Lying in bed, I hear what sounds like motorcycles rumbling, then realize it’s going on much too long for that. It’s almost continuous thunder , although I can’t hear the rain over the noise of the air conditioner that we use both for sleeping coolness and white noise.
When I finally go out into the grey chill morning light, the rain’s almost stopped. Walking toward the room with the ice machine, keeping well under the overhanging roof edge,I see what t turn out to be, on closer inspection, lots of little frogs (or toads) hopping along the walkway in the puddles. They’re everywhere, apparently frolicking in the water. Where did they come from in this small, not particularly wet town in eastern South Dakota and where are they going?
Most of the farms we see here are dry land farms, meaning they have no irrigation and are dependent on the weather, so I imagine the rain is welcome, except for anyone who’s just mown hay and is waiting for it to dry enough to bale. As with most places, though, corn and soybeans appear to be the main crops and they can still use the rain.

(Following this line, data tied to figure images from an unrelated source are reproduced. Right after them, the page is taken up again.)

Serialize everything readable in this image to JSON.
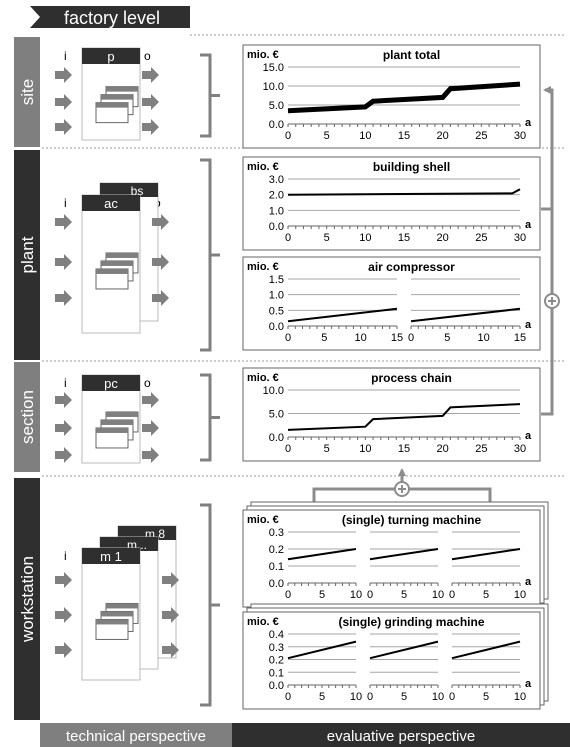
{
  "header": {
    "title": "factory level"
  },
  "levels": {
    "site": "site",
    "plant": "plant",
    "section": "section",
    "workstation": "workstation"
  },
  "footer": {
    "technical": "technical perspective",
    "evaluative": "evaluative perspective"
  },
  "io": {
    "input": "i",
    "output": "o"
  },
  "modules": {
    "site": [
      "p"
    ],
    "plant": [
      "ac",
      "bs"
    ],
    "section": [
      "pc"
    ],
    "workstation": [
      "m 1",
      "m ..",
      "m 8"
    ]
  },
  "colors": {
    "dark": "#2f2f2f",
    "level_bar": "#7f7f7f",
    "arrow": "#808080",
    "connector": "#8c8c8c",
    "grid": "#a6a6a6",
    "plot_line": "#000000"
  },
  "chart_data": [
    {
      "id": "plant-total",
      "type": "line",
      "title": "plant total",
      "ylabel": "mio. €",
      "xlabel": "a",
      "x_ticks": [
        0,
        5,
        10,
        15,
        20,
        25,
        30
      ],
      "y_ticks": [
        "0.0",
        "5.0",
        "10.0",
        "15.0"
      ],
      "xlim": [
        0,
        30
      ],
      "ylim": [
        0,
        15
      ],
      "stroke": "thick",
      "series": [
        {
          "x": [
            0,
            10,
            11,
            20,
            21,
            30
          ],
          "y": [
            3.5,
            4.5,
            6.0,
            7.0,
            9.3,
            10.5
          ]
        }
      ]
    },
    {
      "id": "building-shell",
      "type": "line",
      "title": "building shell",
      "ylabel": "mio. €",
      "xlabel": "a",
      "x_ticks": [
        0,
        5,
        10,
        15,
        20,
        25,
        30
      ],
      "y_ticks": [
        "0.0",
        "1.0",
        "2.0",
        "3.0"
      ],
      "xlim": [
        0,
        30
      ],
      "ylim": [
        0,
        3
      ],
      "series": [
        {
          "x": [
            0,
            29,
            30
          ],
          "y": [
            2.0,
            2.08,
            2.35
          ]
        }
      ]
    },
    {
      "id": "air-compressor",
      "type": "line",
      "title": "air compressor",
      "ylabel": "mio. €",
      "xlabel": "a",
      "panels": 2,
      "x_ticks": [
        0,
        5,
        10,
        15
      ],
      "y_ticks": [
        "0.0",
        "0.5",
        "1.0",
        "1.5"
      ],
      "xlim": [
        0,
        15
      ],
      "ylim": [
        0,
        1.5
      ],
      "series": [
        {
          "x": [
            0,
            15
          ],
          "y": [
            0.15,
            0.55
          ]
        }
      ]
    },
    {
      "id": "process-chain",
      "type": "line",
      "title": "process chain",
      "ylabel": "mio. €",
      "xlabel": "a",
      "x_ticks": [
        0,
        5,
        10,
        15,
        20,
        25,
        30
      ],
      "y_ticks": [
        "0.0",
        "5.0",
        "10.0"
      ],
      "xlim": [
        0,
        30
      ],
      "ylim": [
        0,
        10
      ],
      "series": [
        {
          "x": [
            0,
            10,
            11,
            20,
            21,
            30
          ],
          "y": [
            1.5,
            2.2,
            3.8,
            4.5,
            6.3,
            7.0
          ]
        }
      ]
    },
    {
      "id": "turning-machine",
      "type": "line",
      "title": "(single) turning machine",
      "ylabel": "mio. €",
      "xlabel": "a",
      "panels": 3,
      "x_ticks": [
        0,
        5,
        10
      ],
      "y_ticks": [
        "0.0",
        "0.1",
        "0.2",
        "0.3"
      ],
      "xlim": [
        0,
        10
      ],
      "ylim": [
        0,
        0.3
      ],
      "series": [
        {
          "x": [
            0,
            10
          ],
          "y": [
            0.14,
            0.2
          ]
        }
      ]
    },
    {
      "id": "grinding-machine",
      "type": "line",
      "title": "(single) grinding machine",
      "ylabel": "mio. €",
      "xlabel": "a",
      "panels": 3,
      "x_ticks": [
        0,
        5,
        10
      ],
      "y_ticks": [
        "0.0",
        "0.1",
        "0.2",
        "0.3",
        "0.4"
      ],
      "xlim": [
        0,
        10
      ],
      "ylim": [
        0,
        0.4
      ],
      "series": [
        {
          "x": [
            0,
            10
          ],
          "y": [
            0.21,
            0.34
          ]
        }
      ]
    }
  ]
}
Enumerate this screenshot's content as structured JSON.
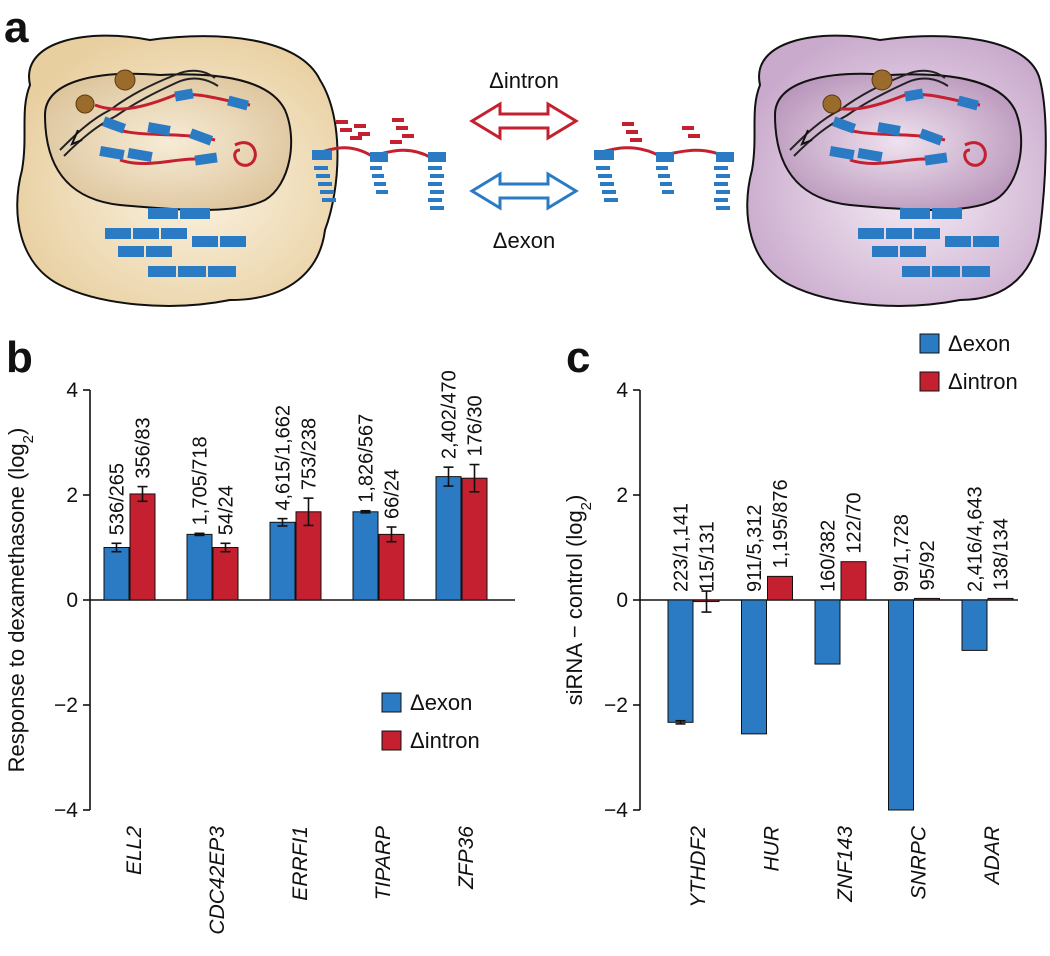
{
  "panels": {
    "a": {
      "letter": "a",
      "arrow_labels": {
        "intron": "Δintron",
        "exon": "Δexon"
      },
      "colors": {
        "exon": "#2a7bc4",
        "intron": "#c4202f",
        "cell_left": "#f0dcb5",
        "cell_right": "#dcc3de"
      }
    }
  },
  "chart_data": [
    {
      "panel": "b",
      "type": "bar",
      "letter": "b",
      "ylabel": "Response to dexamethasone (log2)",
      "ylabel_main": "Response to dexamethasone (log",
      "ylabel_sub": "2",
      "ylabel_end": ")",
      "ylim": [
        -4,
        4
      ],
      "yticks": [
        "4",
        "2",
        "0",
        "−2",
        "−4"
      ],
      "ytick_values": [
        4,
        2,
        0,
        -2,
        -4
      ],
      "categories": [
        "ELL2",
        "CDC42EP3",
        "ERRFI1",
        "TIPARP",
        "ZFP36"
      ],
      "series": [
        {
          "name": "Δexon",
          "color": "#2a7bc4",
          "values": [
            1.0,
            1.25,
            1.48,
            1.68,
            2.35
          ],
          "errors": [
            0.08,
            0.02,
            0.07,
            0.02,
            0.18
          ],
          "labels": [
            "536/265",
            "1,705/718",
            "4,615/1,662",
            "1,826/567",
            "2,402/470"
          ]
        },
        {
          "name": "Δintron",
          "color": "#c4202f",
          "values": [
            2.02,
            1.0,
            1.68,
            1.25,
            2.32
          ],
          "errors": [
            0.14,
            0.08,
            0.26,
            0.14,
            0.26
          ],
          "labels": [
            "356/83",
            "54/24",
            "753/238",
            "66/24",
            "176/30"
          ]
        }
      ],
      "legend": "lower-right",
      "grid": false
    },
    {
      "panel": "c",
      "type": "bar",
      "letter": "c",
      "ylabel": "siRNA − control (log2)",
      "ylabel_main": "siRNA − control (log",
      "ylabel_sub": "2",
      "ylabel_end": ")",
      "ylim": [
        -4,
        4
      ],
      "yticks": [
        "4",
        "2",
        "0",
        "−2",
        "−4"
      ],
      "ytick_values": [
        4,
        2,
        0,
        -2,
        -4
      ],
      "categories": [
        "YTHDF2",
        "HUR",
        "ZNF143",
        "SNRPC",
        "ADAR"
      ],
      "series": [
        {
          "name": "Δexon",
          "color": "#2a7bc4",
          "values": [
            -2.33,
            -2.55,
            -1.22,
            -4.0,
            -0.96
          ],
          "errors": [
            0.03,
            0,
            0,
            0,
            0
          ],
          "labels": [
            "223/1,141",
            "911/5,312",
            "160/382",
            "99/1,728",
            "2,416/4,643"
          ]
        },
        {
          "name": "Δintron",
          "color": "#c4202f",
          "values": [
            -0.03,
            0.45,
            0.73,
            0.03,
            0.03
          ],
          "errors": [
            0.2,
            0,
            0,
            0,
            0
          ],
          "labels": [
            "115/131",
            "1,195/876",
            "122/70",
            "95/92",
            "138/134"
          ]
        }
      ],
      "legend": "top-right",
      "grid": false
    }
  ]
}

Last night when we arrived, all the parking spots by the doors were full, so when the downpour starts again when we’re starting load, we, like the Queen, are not amused. Additionally, our two now soaked bikes need to be unlocked and removed from the rack, then the rack put down before the back of the van can be opened. I get one load in before the heavens open, then crouch inside, shielded by the raised trunk until rain begins to blow in. A mad dash for our room leaves my previously just-dried hair soaked, the same for my sweatshirt. Are we having fun yet?
Eventually the rain abates long enough to load and put the bikes back on, although after about five minutes we’re once again engulfed in a storm that holds our speed to 50 maximum on the interstate. Trucks fly by much faster even though safety dictates caution. Where we can usually see long distances, curtains of grey rain and fog limit our vision to well under a mile. It promises to be a longer day of driving than the ten hours we anticipated, but hopefully we’ll soon out-drive the storm. As we drive, I wonder where the frogs went.